Two things: I don’t like the way anger feels in my body but I am discovering how to help it leave, and for me, nature is an integral part of that process.
When anger comes it is seductive and as a human being and a storyteller, my wont is to engage my mind and immediately begin to weave words around it and harness its power.
But that red hot ball burrows its way in to me and sometimes hunkers down to stay a while and it sends out tendrils, armies, missionaries. It burns.
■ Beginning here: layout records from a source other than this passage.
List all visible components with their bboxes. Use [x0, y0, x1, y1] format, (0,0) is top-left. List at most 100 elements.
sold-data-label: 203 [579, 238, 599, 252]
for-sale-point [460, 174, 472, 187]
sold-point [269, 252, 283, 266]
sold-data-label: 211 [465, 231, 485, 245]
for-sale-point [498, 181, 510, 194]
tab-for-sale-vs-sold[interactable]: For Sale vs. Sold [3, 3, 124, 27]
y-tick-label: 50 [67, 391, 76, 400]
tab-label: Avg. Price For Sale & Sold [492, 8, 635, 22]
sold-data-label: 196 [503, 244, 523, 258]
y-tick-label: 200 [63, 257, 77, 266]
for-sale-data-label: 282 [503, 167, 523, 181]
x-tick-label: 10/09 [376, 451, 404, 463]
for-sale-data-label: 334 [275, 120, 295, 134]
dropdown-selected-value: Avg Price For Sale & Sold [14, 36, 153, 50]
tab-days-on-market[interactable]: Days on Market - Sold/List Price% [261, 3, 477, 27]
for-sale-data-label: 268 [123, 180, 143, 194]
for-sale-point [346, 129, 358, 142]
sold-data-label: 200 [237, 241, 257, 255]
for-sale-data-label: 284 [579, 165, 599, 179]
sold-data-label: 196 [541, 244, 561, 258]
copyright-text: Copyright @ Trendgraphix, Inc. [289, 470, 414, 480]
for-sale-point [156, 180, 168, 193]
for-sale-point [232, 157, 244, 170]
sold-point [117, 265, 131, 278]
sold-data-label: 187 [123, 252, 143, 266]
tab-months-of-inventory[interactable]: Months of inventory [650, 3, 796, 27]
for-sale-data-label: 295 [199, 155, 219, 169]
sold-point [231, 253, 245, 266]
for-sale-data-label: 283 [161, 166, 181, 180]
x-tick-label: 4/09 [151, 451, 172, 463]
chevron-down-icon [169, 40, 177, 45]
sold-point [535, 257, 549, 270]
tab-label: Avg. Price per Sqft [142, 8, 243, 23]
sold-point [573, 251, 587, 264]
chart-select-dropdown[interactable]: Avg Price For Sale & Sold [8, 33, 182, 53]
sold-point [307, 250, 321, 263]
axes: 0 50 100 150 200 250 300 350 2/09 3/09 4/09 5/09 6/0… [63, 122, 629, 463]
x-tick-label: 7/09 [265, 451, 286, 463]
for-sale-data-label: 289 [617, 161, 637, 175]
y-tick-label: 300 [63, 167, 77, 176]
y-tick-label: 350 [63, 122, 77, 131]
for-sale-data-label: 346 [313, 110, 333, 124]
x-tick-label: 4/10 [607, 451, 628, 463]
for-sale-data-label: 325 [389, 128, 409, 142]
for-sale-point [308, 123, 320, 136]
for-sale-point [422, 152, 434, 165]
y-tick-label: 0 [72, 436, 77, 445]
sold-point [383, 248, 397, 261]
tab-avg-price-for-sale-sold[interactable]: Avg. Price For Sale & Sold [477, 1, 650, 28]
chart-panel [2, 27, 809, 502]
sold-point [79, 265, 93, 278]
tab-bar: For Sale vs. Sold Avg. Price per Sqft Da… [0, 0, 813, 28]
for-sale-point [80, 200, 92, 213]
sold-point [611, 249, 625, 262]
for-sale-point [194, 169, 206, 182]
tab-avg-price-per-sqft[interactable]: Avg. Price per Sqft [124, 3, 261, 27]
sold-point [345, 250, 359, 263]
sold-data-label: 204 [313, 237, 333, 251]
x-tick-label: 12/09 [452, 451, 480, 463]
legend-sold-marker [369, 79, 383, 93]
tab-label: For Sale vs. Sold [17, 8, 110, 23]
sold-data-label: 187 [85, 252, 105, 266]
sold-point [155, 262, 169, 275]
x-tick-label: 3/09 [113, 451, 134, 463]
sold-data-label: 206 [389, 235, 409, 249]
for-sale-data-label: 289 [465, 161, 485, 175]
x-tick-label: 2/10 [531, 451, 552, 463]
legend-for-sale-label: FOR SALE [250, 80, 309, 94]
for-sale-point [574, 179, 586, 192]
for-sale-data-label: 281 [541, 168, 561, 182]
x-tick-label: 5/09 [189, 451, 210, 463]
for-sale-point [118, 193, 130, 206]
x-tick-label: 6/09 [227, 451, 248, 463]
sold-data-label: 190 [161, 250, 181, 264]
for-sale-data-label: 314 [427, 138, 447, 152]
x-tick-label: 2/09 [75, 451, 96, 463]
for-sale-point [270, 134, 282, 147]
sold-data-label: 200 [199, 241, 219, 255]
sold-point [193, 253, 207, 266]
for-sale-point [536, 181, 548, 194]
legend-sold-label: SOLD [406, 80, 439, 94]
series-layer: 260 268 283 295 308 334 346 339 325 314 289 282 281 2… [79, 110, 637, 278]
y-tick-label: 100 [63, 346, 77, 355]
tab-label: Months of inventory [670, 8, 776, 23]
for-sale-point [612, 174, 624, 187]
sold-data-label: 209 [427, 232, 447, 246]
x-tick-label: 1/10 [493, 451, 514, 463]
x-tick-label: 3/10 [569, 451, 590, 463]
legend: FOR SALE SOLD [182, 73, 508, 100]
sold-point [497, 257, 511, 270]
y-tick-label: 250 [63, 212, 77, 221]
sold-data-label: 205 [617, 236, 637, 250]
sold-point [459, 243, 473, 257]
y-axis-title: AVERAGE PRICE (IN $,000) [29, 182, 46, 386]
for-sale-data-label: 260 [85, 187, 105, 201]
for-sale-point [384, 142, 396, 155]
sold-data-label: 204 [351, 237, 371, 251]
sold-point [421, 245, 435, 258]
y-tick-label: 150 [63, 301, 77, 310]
So what I’ve learned is that anger has to reside in my body sometimes, but I don’t have to help it stay any longer. I don’t have to soften the space where it hangs out, change the sheets and offer fresh towels. I only have to acknowledge it, nod my head at it, and keep it from connecting with my stories. My stories are meant to heal, to illuminate, to open understanding, and anger sucks the life out of them and makes them hard and mean. Even if it feels powerful and purposeful. That is the seduction.
A wise friend once told me that it’s important to help move anger through my body – that movement makes it hard for the hot twist of resentment to stay. And so I walk in nature. I disconnect from my head and ground myself deep in my belly. I run a cord from my sacrum to the earth and I breathe and I move, and gradually I feel lighter. Noticing the trees and moss and meandering streams reminds me that movement and coexistence, community and cooperation, connection and distinction are my sweet spot. I cannot make my priorities anyone else’s priorities. I cannot predict or prescribe what will happen when I speak my truth. But I can invite the anger to leave and fill myself up with possibility and light and let the ripples move through me out into the world.
It’s amazing to me how much space I offer to anger in my head. People, like a certain cousin of mine, a person I haven’t seen in years, who no doubt hasn’t thought of me at all, takes up way too much of my time. I am working on it. I don’t need her in my life anymore.
I'm saving this one to read and re-read. It gentles me down, reminds my spirit of its abundance and clarity. I appreciate your thoughts. Sending love!
Dear Kario, once again wisdom enlightens your thoughts. peace.
Beautifully written… I don't particularly like the angry version of myself and so when it comes I don't hold space for it too long either.